Ninguém chora por Zeus. Nem por Hera, sua amada esposa. Não lhes fazem promessas nem lhes pedem favores ou prestam culto. Séculos passaram e ficou-nos a memória de um passado glorioso, estórias fantásticas e um local outrora sagrado. Mergulhamos em Homero e voamos até ao Olimpo. Outros livros, outras eras, outros voos.

CRENÇA

O ateismo é a forma mais sublime de fé. Acreditar na inexistência de deus não é fácil e em cada ateu há um crente desiludido. Quem não gostaria de gozar a vida eternamente, sem as privações, tristezas e sofrimento com que somos confrontados diariamente? Quem recusaria a possibilidade de ser feliz para sempre? Muito poucos, certamente. Então porquê ser ateu? Epistemologicamente a postura mais racional e honesta é ser agnóstico. Não é possivel saber se deus existe ou não e, caso exista, qual é verdadeiramente a sua essência e natureza. À falta de provas esgrimir-se-ão sempre argumentos contra e a favor mas a questão permanecerá em aberto. Para ir mais longe é preciso dar o salto de fé, comum a crentes e ateus. A diferença entre ambos está apenas no pára-quedas. E na coragem de saltar para o vazio.

Friday, March 30, 2007

A ETERNIDADE E MAIS UM DIA

Já pararam um pouco para pensar o que seria viver eternamente? Que tipo de existência seria a nossa? Tudo o que conhecemos, sentimos e vivemos tem origem no mundo fisico que nos rodeia.

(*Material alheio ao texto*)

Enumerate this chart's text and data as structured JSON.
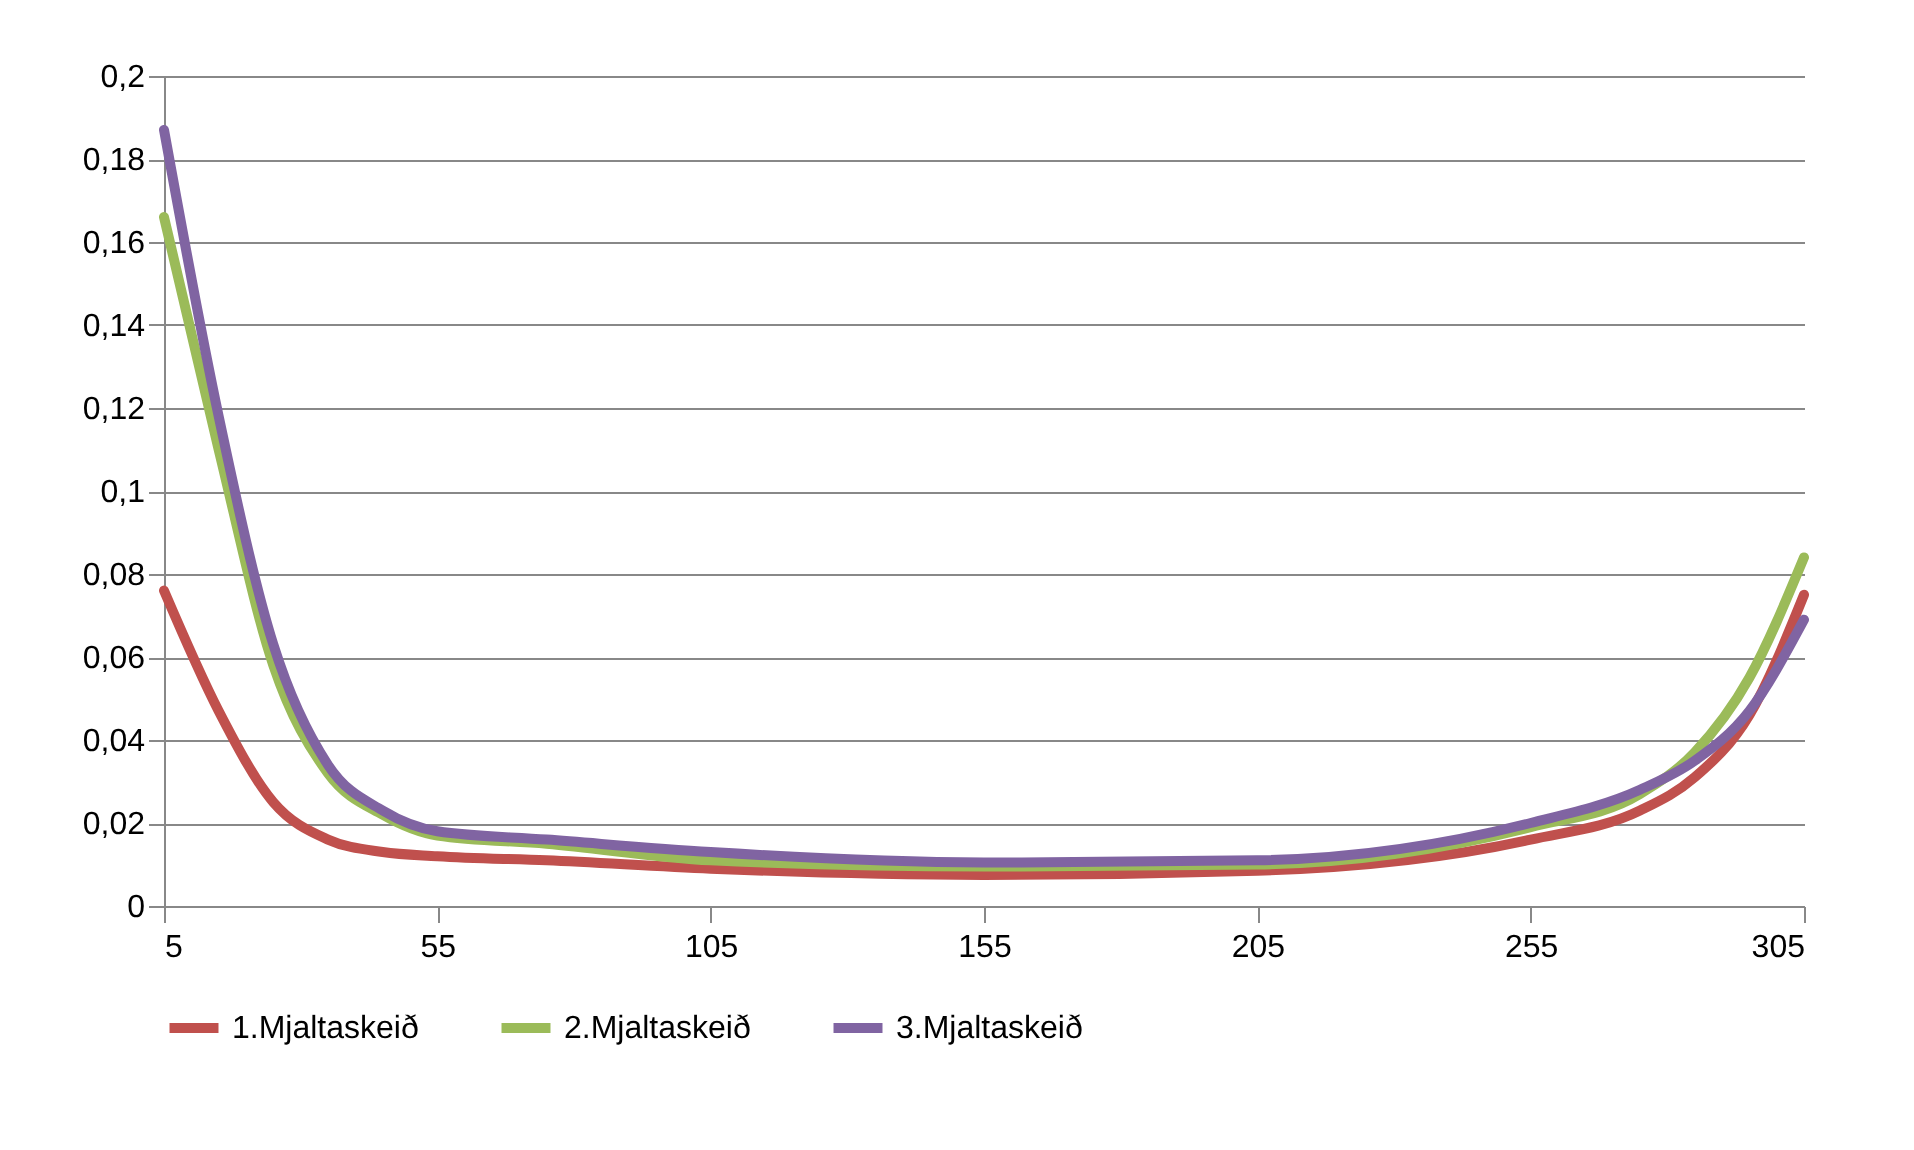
{
  "chart_data": {
    "type": "line",
    "x": [
      5,
      15,
      25,
      35,
      45,
      55,
      75,
      105,
      155,
      205,
      255,
      275,
      285,
      295,
      305
    ],
    "series": [
      {
        "name": "1.Mjaltaskeið",
        "color": "#c0504d",
        "values": [
          0.076,
          0.047,
          0.025,
          0.016,
          0.013,
          0.012,
          0.011,
          0.009,
          0.0075,
          0.0085,
          0.016,
          0.023,
          0.031,
          0.046,
          0.075
        ]
      },
      {
        "name": "2.Mjaltaskeið",
        "color": "#9bbb59",
        "values": [
          0.166,
          0.11,
          0.058,
          0.032,
          0.022,
          0.017,
          0.015,
          0.011,
          0.0095,
          0.01,
          0.019,
          0.027,
          0.037,
          0.055,
          0.084
        ]
      },
      {
        "name": "3.Mjaltaskeið",
        "color": "#8064a2",
        "values": [
          0.187,
          0.118,
          0.063,
          0.034,
          0.023,
          0.018,
          0.016,
          0.013,
          0.0105,
          0.011,
          0.02,
          0.028,
          0.035,
          0.047,
          0.069
        ]
      }
    ],
    "xlim": [
      5,
      305
    ],
    "xticks": [
      5,
      55,
      105,
      155,
      205,
      255,
      305
    ],
    "ylim": [
      0,
      0.2
    ],
    "yticks": [
      {
        "value": 0,
        "label": "0"
      },
      {
        "value": 0.02,
        "label": "0,02"
      },
      {
        "value": 0.04,
        "label": "0,04"
      },
      {
        "value": 0.06,
        "label": "0,06"
      },
      {
        "value": 0.08,
        "label": "0,08"
      },
      {
        "value": 0.1,
        "label": "0,1"
      },
      {
        "value": 0.12,
        "label": "0,12"
      },
      {
        "value": 0.14,
        "label": "0,14"
      },
      {
        "value": 0.16,
        "label": "0,16"
      },
      {
        "value": 0.18,
        "label": "0,18"
      },
      {
        "value": 0.2,
        "label": "0,2"
      }
    ],
    "grid": "y",
    "legend": "bottom",
    "marker": "none",
    "line_style": "solid"
  }
}
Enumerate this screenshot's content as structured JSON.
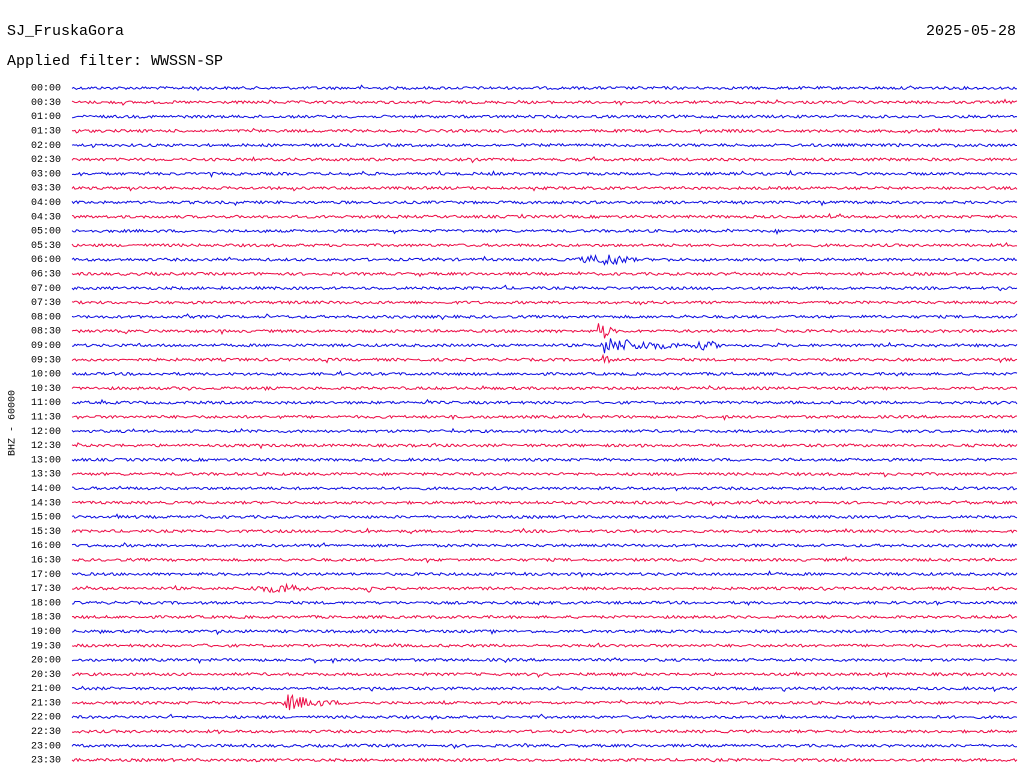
{
  "header": {
    "station": "SJ_FruskaGora",
    "date": "2025-05-28",
    "filter": "Applied filter: WWSSN-SP"
  },
  "axis_label": "BHZ - 60000",
  "colors": [
    "#0a0ae0",
    "#ec0a44"
  ],
  "rows": [
    "00:00",
    "00:30",
    "01:00",
    "01:30",
    "02:00",
    "02:30",
    "03:00",
    "03:30",
    "04:00",
    "04:30",
    "05:00",
    "05:30",
    "06:00",
    "06:30",
    "07:00",
    "07:30",
    "08:00",
    "08:30",
    "09:00",
    "09:30",
    "10:00",
    "10:30",
    "11:00",
    "11:30",
    "12:00",
    "12:30",
    "13:00",
    "13:30",
    "14:00",
    "14:30",
    "15:00",
    "15:30",
    "16:00",
    "16:30",
    "17:00",
    "17:30",
    "18:00",
    "18:30",
    "19:00",
    "19:30",
    "20:00",
    "20:30",
    "21:00",
    "21:30",
    "22:00",
    "22:30",
    "23:00",
    "23:30"
  ]
}
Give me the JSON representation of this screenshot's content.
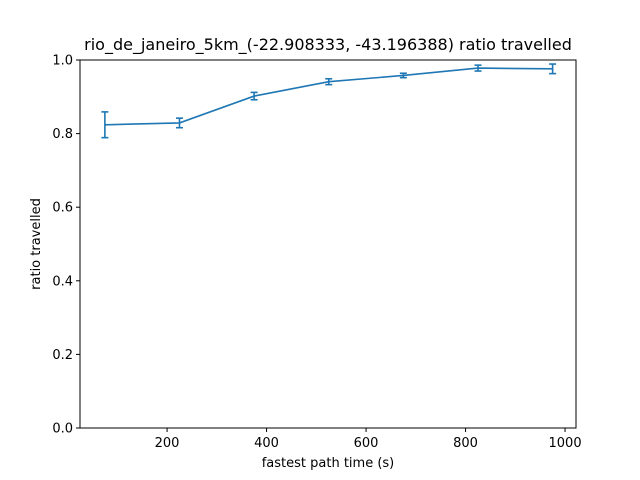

Os nossos prazeres, as nossas alegrias(e tristezas), os momentos que dão significado às nossas vidas só existem em função de uma realidade exclusivamente material que alimenta e limita. Que gosto pela pintura terá alguém que nunca absorveu a luz visivel do espectro electromagnético? Será um surdo capaz de ouvir e apreciar sons, música? Gostamos de comer, beber e dormir mas o facto de tirarmos prazer destas actividades não as torna menos necessárias e essenciais à mera subsistência. Mesmo sentimentos como o afecto , a mágoa, a paixão ou a ira, são experimentados pelo nosso corpo enquanto entidade corpórea, concreta, biológica. Que espaço existirá então para a alma? E qual a sua utilidade? Ainda que fosse possivel imaginar uma eternidade sem corpo não consigo deixar de pensar: A fazer o quê?

O SENTIDO DA VIDA

Alguém me perguntou há dias se não tinha medo de morrer. Claro que sim, respondi na altura. Mas pensando bem já estivemos todos mortos. Biliões de anos. E quando voltarmos ao nada, será como um regresso a casa. A vida é apenas um soluço cósmico, um espasmo na eternidade. E não há nada de especial com a morte. A vida é a excepção, não a regra.

O QUE É MEU ATEU

A necessidade de dar algum sentido e importância ao que somos fez de nós criadores de deuses; muitos e variados, para todos os gostos, desejos e necessidades. E no entanto não há ninguém que neste self-service metafisico não escolha o(s) seu(s) preferido(s) para lhe dar consolo particular deixando os restantes de lado. Verdade verdadinha é que somos todos ateus. Uns mais do que outros.